Per the terms of the Development and Land Disposition Agreement (DLDA) with the city, Caico said, at least 20 percent of the apartments must be affordable, and at least 10 percent of that set-aside must consist of two-bedroom and three-bedroom units, rather than studios and one-bedrooms.

That means that a total of 140 of the 700 planned new apartments will be set aside for tenants who earn between 80 and 120 percent of the area median income (AMI), said Greg Fieber of The Fieber Group.

When asked how the affordable units will be funded, whether through grants or density or some other outside source, Caico and Fieber said that, per the DLDA, some public funding will be used to subsidize those affordable units. (Update: See below for a response from the head of the city’s housing authority.)

The vast majority of the affordable units will be funded through private capital,” Fieber said.

Will the garage be engineered to be convertible to other uses? asked Anstress Farwell.

We’re exploring that,” Caico replied. He said that such engineering would require the garage to have flat-plated sections to allow for a transition at some point in the future into another use, like residential or office. He said that is much more expensive than building a typical, precast garage with sloping plates.

Will the project require any kind of zoning relief from the city? asked one listener.

None whatseover,” Caico replied. We are completely within the BD zone both in terms of use and density.”

When asked about how the Covid-19 pandemic and associated economic crisis has affected the project’s timeline, funding, and feasibility so far, Caico said that the pandemic has had little impact on the timeline in terms of design, entitlements, and city design submissions.


We’re still meeting the timelines as laid out in the DLDA,” he said. He said he still expects to begin construction in Spring 2021.

Once we have our approvals and are ready to go out to capital markets to get financing, I can’t answer that question right now,” he continued. We are hearing that multi-family development and construction is still very desirable from a lending standpoint, so we expect that the capital marktes will be there.

But I can’t predict 100 percent until we’re ready to go out with a detailed plan, probably later this fall or early next year.”

Caico said that Spinnaker plans to submit detailed site plans for Phase 1A to the City Plan Department in the next few weeks. Those plans should be the subject of City Plan Commission review and public hearing later this summer or fall.

Housing Authority Head: Workforce” ≠ Affordable”

Markeshia Ricks file photo

Housing authority head Karen DuBois-Walton (center).

Per the terms of the DLDA, which can be read in full here, the city shall work with the developer to secure 19 Project Based Section 8 Vouchers and $1.5 million in capital funds from the city’s housing authority.

The DLDA also states that the city and the housing authority shall seek to secure between 135 percent and 150 percent of Fair Market Rents” for Phase 1’s affordable units.

And the DLDA defines affordable as housing restricted to low income and workforce households with household incomes between 50% and 120% of the Area Median Income as defined by the applicable affordable housing programs.”

Elm City Communities/Housing Authority of New Haven Executive Director Karen DuBois-Walton told the Independent that the developers’ aiming for the higher end of that affordability range is simply untenable.

If they are seeking to do 140 units at 80 to 120%, that’s a non-starter for us,” she said by email Thursday.

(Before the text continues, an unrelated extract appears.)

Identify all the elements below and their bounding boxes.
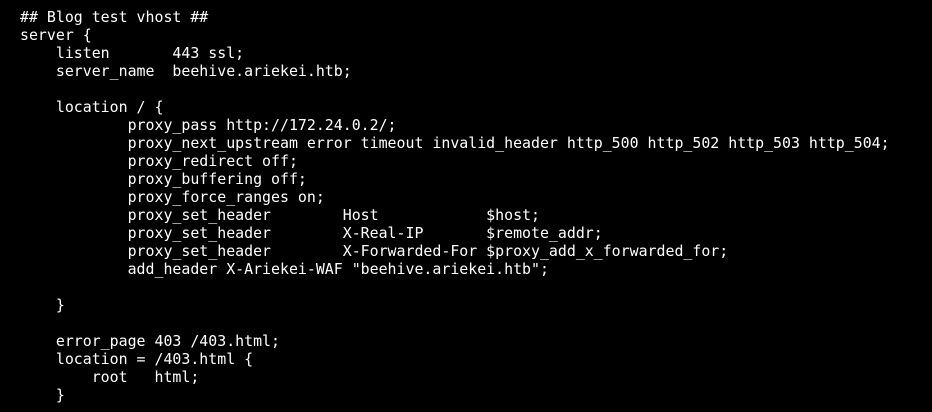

I have no product that subsidizes at that income level. Vouchers could not be used for that and our ECC/HANH funds would not be used for that.”

She said a family seeking a two-bedroom unit would need to make in excess of $60,000 to $70,000 a year to qualify for the affordable” units at 80 — 120 percent AMI.

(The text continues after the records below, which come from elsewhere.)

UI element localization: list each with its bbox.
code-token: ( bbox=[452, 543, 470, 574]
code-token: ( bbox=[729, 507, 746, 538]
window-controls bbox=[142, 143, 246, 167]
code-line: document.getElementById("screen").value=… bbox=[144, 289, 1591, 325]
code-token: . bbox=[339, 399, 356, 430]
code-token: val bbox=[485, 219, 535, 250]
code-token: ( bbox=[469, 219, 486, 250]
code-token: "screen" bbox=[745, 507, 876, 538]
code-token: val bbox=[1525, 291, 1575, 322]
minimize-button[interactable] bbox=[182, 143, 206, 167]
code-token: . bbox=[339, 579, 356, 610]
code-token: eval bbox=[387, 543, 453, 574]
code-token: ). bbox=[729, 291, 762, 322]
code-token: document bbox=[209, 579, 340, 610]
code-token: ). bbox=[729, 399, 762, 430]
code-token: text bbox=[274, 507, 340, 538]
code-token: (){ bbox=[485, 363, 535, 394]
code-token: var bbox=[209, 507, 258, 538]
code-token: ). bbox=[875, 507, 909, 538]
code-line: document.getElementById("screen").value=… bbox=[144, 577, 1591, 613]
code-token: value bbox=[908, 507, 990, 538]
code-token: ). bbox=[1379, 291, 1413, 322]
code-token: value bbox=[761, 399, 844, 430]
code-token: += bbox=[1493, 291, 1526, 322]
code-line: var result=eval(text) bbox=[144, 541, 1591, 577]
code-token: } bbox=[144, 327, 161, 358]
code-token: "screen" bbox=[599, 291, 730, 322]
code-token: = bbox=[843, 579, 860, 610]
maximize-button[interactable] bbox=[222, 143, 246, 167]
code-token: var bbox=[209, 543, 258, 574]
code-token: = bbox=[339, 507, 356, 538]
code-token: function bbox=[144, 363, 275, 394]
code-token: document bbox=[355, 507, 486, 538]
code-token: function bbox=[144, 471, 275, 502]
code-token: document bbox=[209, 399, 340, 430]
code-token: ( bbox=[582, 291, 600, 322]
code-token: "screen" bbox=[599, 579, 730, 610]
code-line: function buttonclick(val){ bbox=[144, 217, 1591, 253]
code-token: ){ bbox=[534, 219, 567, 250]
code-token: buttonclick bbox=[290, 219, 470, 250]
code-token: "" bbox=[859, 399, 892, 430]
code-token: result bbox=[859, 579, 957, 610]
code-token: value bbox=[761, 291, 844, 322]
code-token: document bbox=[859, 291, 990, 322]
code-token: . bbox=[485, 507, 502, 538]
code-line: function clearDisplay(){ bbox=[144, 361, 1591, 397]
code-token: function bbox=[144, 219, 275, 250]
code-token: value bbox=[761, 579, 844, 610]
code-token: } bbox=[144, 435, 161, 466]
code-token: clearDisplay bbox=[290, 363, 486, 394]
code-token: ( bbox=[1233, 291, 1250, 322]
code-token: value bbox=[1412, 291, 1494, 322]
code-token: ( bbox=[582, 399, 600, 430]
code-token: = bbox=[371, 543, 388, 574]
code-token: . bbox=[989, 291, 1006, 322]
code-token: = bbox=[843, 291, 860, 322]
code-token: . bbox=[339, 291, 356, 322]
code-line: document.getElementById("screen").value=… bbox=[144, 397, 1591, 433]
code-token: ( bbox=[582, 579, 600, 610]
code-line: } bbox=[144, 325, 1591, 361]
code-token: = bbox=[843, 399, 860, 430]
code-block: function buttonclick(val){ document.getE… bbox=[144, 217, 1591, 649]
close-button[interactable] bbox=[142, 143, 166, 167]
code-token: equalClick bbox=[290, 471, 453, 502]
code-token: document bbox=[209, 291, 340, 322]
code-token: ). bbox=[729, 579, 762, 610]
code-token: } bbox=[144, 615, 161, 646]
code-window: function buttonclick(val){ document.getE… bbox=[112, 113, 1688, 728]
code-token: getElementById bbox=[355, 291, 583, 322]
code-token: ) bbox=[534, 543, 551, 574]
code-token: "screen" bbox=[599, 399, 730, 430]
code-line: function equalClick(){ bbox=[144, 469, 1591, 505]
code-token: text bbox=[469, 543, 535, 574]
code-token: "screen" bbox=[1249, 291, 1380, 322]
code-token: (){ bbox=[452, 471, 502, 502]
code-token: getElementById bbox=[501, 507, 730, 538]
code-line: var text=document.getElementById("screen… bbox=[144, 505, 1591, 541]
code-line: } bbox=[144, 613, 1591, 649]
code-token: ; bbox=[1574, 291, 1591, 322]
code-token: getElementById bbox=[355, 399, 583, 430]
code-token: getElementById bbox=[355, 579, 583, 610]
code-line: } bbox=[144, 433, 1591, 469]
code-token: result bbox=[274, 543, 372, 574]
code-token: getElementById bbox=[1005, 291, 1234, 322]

Our programs target families up to 80% of AMI,” she continued. She said that the housing authority houses families’ whose average income for similar family sizes is typically in the $20,000 to $35,000 range.

She said there is a need for workforce” housing at 80 – 120 percent AMI. But rents associated with that level of income are simply not affordable” for the very poor.

Communities thrive when there is opportunity for all,” she wrote. Hopefully their private funding will subsidize units at that level.”